James Lee’s Nature paper unveils an ancient driver of inflammatory bowel disease – and a new way to treat it

Lister Fellow James Lee and his colleagues at the Francis Crick Institute have published a new paper this week in Nature, revealing a new biological pathway that plays a major role in inflammatory bowel disease (IBD).

IBD is a complex, chronic condition that affects around 5% of people worldwide, and 10% in the UK. It’s an umbrella term that covers ulcerative colitis and Crohn’s disease, and its prevalence is on the rise. Although it affects so many, the causes of IBD aren’t well understood, and current treatments don’t help everyone with the condition.

James is Group Leader of the Genetic Mechanisms of Disease Laboratory at the Crick, and Consultant Gastroenterologist at the Royal Free Hospital and UCL. Working with UCL and Imperial College London, James and his team explored a ‘gene desert’ – an area of the genome that doesn’t code for proteins – which had previously shown links to IBD and other autoimmune conditions.

Inside it, they found a segment of DNA that acts as an ‘enhancer’ for the genes around it, amplifying their output of proteins. The enhancer works on macrophages, immune cells that are important in IBD, and boosts a gene called ETS2, which has been correlated with higher disease risk.  

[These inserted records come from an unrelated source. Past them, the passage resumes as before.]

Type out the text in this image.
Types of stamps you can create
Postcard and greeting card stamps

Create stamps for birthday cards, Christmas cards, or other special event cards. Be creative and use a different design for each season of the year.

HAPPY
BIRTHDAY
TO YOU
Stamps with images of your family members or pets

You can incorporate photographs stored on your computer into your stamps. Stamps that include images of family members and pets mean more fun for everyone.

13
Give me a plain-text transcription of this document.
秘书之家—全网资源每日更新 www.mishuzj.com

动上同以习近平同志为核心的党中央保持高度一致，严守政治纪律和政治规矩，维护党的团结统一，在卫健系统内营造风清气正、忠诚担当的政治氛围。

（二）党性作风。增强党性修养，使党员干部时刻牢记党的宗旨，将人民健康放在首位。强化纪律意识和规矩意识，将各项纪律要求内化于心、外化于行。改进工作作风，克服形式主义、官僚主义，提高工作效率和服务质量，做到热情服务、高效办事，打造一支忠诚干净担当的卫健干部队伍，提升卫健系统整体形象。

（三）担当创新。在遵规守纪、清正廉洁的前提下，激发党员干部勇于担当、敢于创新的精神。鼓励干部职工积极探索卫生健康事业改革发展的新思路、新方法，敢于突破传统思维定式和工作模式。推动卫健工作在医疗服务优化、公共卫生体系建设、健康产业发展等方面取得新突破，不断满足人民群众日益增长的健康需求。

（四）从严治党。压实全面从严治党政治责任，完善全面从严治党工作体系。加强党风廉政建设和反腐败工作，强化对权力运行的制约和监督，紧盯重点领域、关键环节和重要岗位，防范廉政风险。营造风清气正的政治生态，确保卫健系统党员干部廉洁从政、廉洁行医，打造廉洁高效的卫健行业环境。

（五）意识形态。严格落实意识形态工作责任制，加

The team found that ETS2 is essential for many of the inflammatory functions of macrophages, including some that create the tissue damage found in IBD. Using genetic editing, they increased the amount of ETS2 genes in macrophage cells, turning them into inflammatory cells like those found in IBD patients.

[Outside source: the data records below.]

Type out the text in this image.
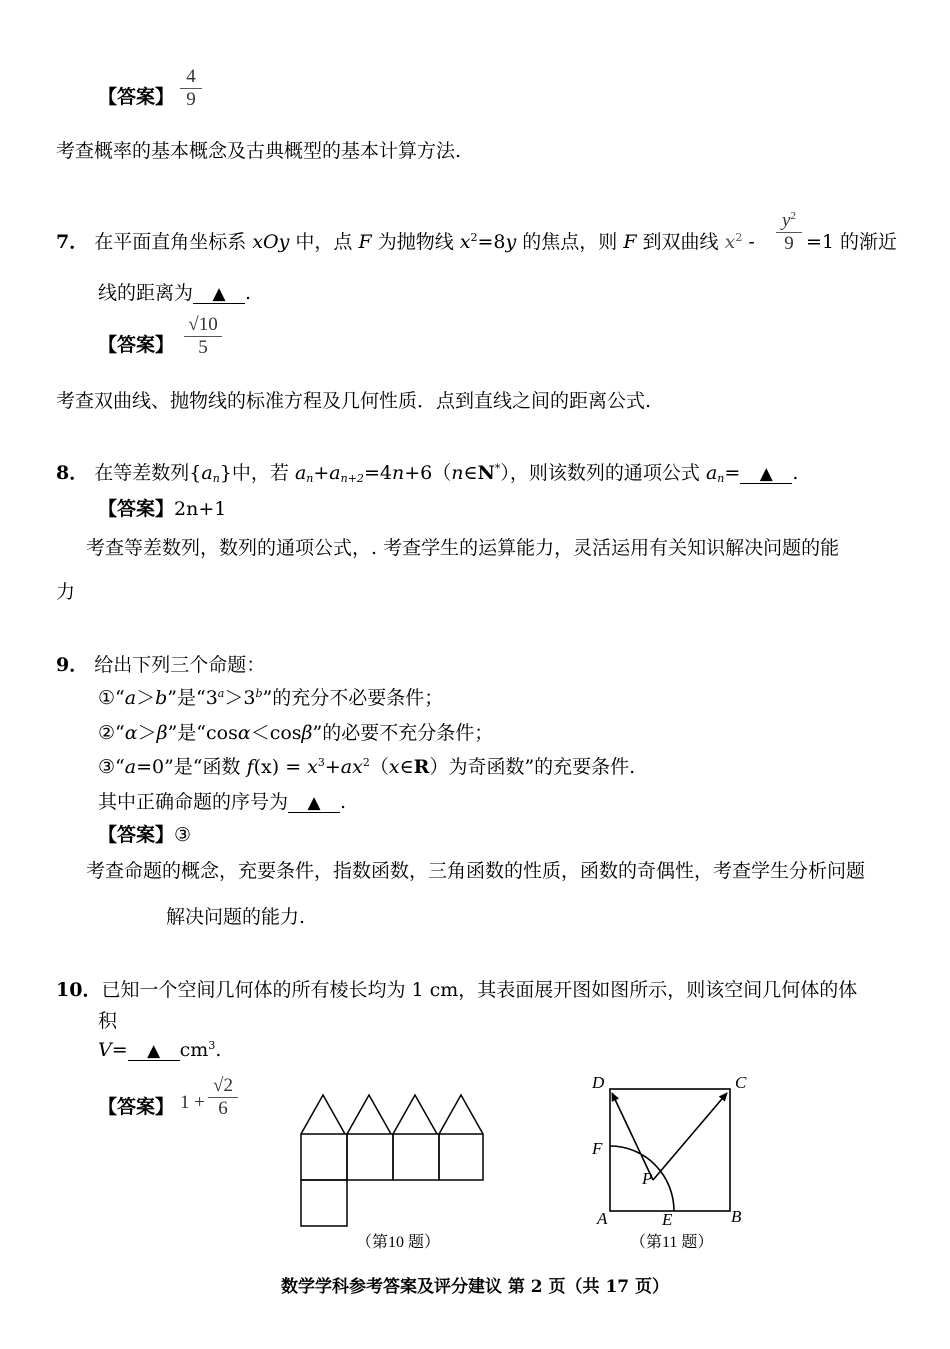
【答案】 $\frac{4}{9}$
考查概率的基本概念及古典概型的基本计算方法.
7． 在平面直角坐标系 xOy 中，点 F 为抛物线 $x^2=8y$ 的焦点，则 F 到双曲线 $x^2 - \frac{y^2}{9} =1$ 的渐近
线的距离为 ▲ .
【答案】 $\frac{√10}{5}$
考查双曲线、抛物线的标准方程及几何性质．点到直线之间的距离公式.
8． 在等差数列$\{a_n\}$中，若 $a_n+a_{n+2}=4n+6(n\in N^*)$，则该数列的通项公式 $a_n=$ ▲ .
【答案】2n+1
考查等差数列，数列的通项公式，. 考查学生的运算能力，灵活运用有关知识解决问题的能
力
9． 给出下列三个命题：
①“a＞b”是“$3^a>3^b$”的充分不必要条件；
②“α＞β”是“cosα＜cosβ”的必要不充分条件；
③“a=0”是“函数 $f(x) = x^3+ax^2(x\in R)$为奇函数”的充要条件.
其中正确命题的序号为 ▲ .
【答案】③
考查命题的概念，充要条件，指数函数，三角函数的性质，函数的奇偶性，考查学生分析问题
解决问题的能力.
10．已知一个空间几何体的所有棱长均为 1 cm，其表面展开图如图所示，则该空间几何体的体
积
V= ▲ $cm^3$.
【答案】 $1 + \frac{√2}{6}$
（第10 题）
D	C
F
P
A	E	B
（第11 题）
数学学科参考答案及评分建议 第 2 页（共 17 页）
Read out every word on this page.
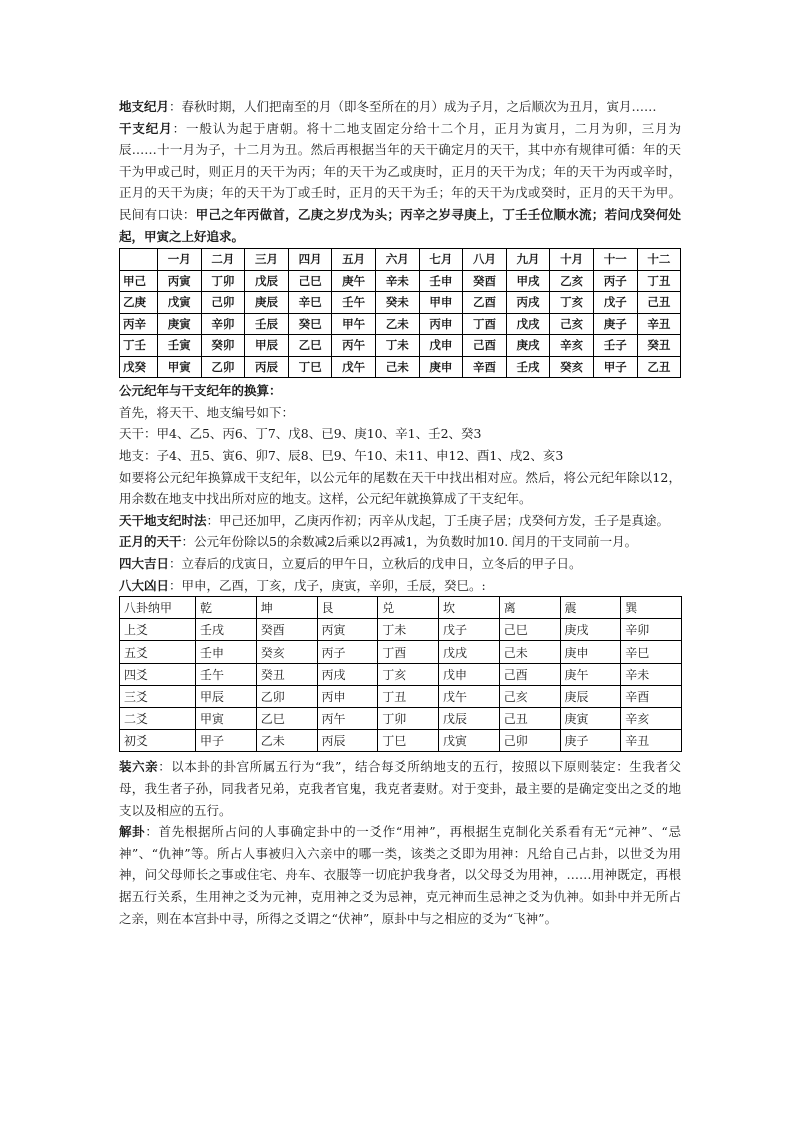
地支纪月：春秋时期，人们把南至的月（即冬至所在的月）成为子月，之后顺次为丑月，寅月……

干支纪月：一般认为起于唐朝。将十二地支固定分给十二个月，正月为寅月，二月为卯，三月为辰……十一月为子，十二月为丑。然后再根据当年的天干确定月的天干，其中亦有规律可循：年的天干为甲或己时，则正月的天干为丙；年的天干为乙或庚时，正月的天干为戊；年的天干为丙或辛时，正月的天干为庚；年的天干为丁或壬时，正月的天干为壬；年的天干为戊或癸时，正月的天干为甲。民间有口诀：甲己之年丙做首，乙庚之岁戊为头；丙辛之岁寻庚上，丁壬壬位顺水流；若问戊癸何处起，甲寅之上好追求。

	一月	二月	三月	四月	五月	六月	七月	八月	九月	十月	十一	十二
甲己	丙寅	丁卯	戊辰	己巳	庚午	辛未	壬申	癸酉	甲戌	乙亥	丙子	丁丑
乙庚	戊寅	己卯	庚辰	辛巳	壬午	癸未	甲申	乙酉	丙戌	丁亥	戊子	己丑
丙辛	庚寅	辛卯	壬辰	癸巳	甲午	乙未	丙申	丁酉	戊戌	己亥	庚子	辛丑
丁壬	壬寅	癸卯	甲辰	乙巳	丙午	丁未	戊申	己酉	庚戌	辛亥	壬子	癸丑
戊癸	甲寅	乙卯	丙辰	丁巳	戊午	己未	庚申	辛酉	壬戌	癸亥	甲子	乙丑

公元纪年与干支纪年的换算：

首先，将天干、地支编号如下：

天干：甲4、乙5、丙6、丁7、戊8、已9、庚10、辛1、壬2、癸3

地支：子4、丑5、寅6、卯7、辰8、巳9、午10、未11、申12、酉1、戌2、亥3

如要将公元纪年换算成干支纪年，以公元年的尾数在天干中找出相对应。然后，将公元纪年除以12，用余数在地支中找出所对应的地支。这样，公元纪年就换算成了干支纪年。

天干地支纪时法：甲己还加甲，乙庚丙作初；丙辛从戊起，丁壬庚子居；戊癸何方发，壬子是真途。

正月的天干：公元年份除以5的余数减2后乘以2再减1，为负数时加10. 闰月的干支同前一月。

四大吉日：立春后的戊寅日，立夏后的甲午日，立秋后的戊申日，立冬后的甲子日。

八大凶日：甲申，乙酉，丁亥，戊子，庚寅，辛卯，壬辰，癸巳。:

八卦纳甲	乾	坤	艮	兑	坎	离	震	巽
上爻	壬戌	癸酉	丙寅	丁未	戊子	己巳	庚戌	辛卯
五爻	壬申	癸亥	丙子	丁酉	戊戌	己未	庚申	辛巳
四爻	壬午	癸丑	丙戌	丁亥	戊申	己酉	庚午	辛未
三爻	甲辰	乙卯	丙申	丁丑	戊午	己亥	庚辰	辛酉
二爻	甲寅	乙巳	丙午	丁卯	戊辰	己丑	庚寅	辛亥
初爻	甲子	乙未	丙辰	丁巳	戊寅	己卯	庚子	辛丑

装六亲：以本卦的卦宫所属五行为“我”，结合每爻所纳地支的五行，按照以下原则装定：生我者父母，我生者子孙，同我者兄弟，克我者官鬼，我克者妻财。对于变卦，最主要的是确定变出之爻的地支以及相应的五行。

解卦：首先根据所占问的人事确定卦中的一爻作“用神”，再根据生克制化关系看有无“元神”、“忌神”、“仇神”等。所占人事被归入六亲中的哪一类，该类之爻即为用神：凡给自己占卦，以世爻为用神，问父母师长之事或住宅、舟车、衣服等一切庇护我身者，以父母爻为用神，……用神既定，再根据五行关系，生用神之爻为元神，克用神之爻为忌神，克元神而生忌神之爻为仇神。如卦中并无所占之亲，则在本宫卦中寻，所得之爻谓之“伏神”，原卦中与之相应的爻为“飞神”。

If ETS2 drives IBD, reducing it with medication should help patients feel better. There isn’t a known medication that decreases it, so the team tried MEK inhibitors, drugs which are prescribed for other inflammatory conditions.

The drugs reduced inflammation in macrophages, and in samples of gut tissue from IBD patients, indicating exciting potential for a new treatment pathway. James and the team are now exploring ways of delivering the drugs directly to macrophage cells, since they can create side effects in other organs.

 “IBD usually develops in young people and can cause severe symptoms that disrupt education, relationships, family life and employment. Better treatments are urgently needed,” James explains.

“Using genetics as a starting point, we’ve uncovered a pathway that appears to play a major role in IBD and other inflammatory diseases. Excitingly, we’ve shown that this can be targeted therapeutically, and we’re now working on how to ensure this approach is safe and effective for treating people in the future.”

Although ETS2 causes problems in humans today, it may have been a lifeline for our ancestors. Researchers at the Crick’s Ancient Genomics Laboratory found that the gene may have been handed down in our genes since the time of the Neanderthals, estimating it to be between 500,000 and 1 million years old. For these populations, it might have played an important role in fending off bacterial infections.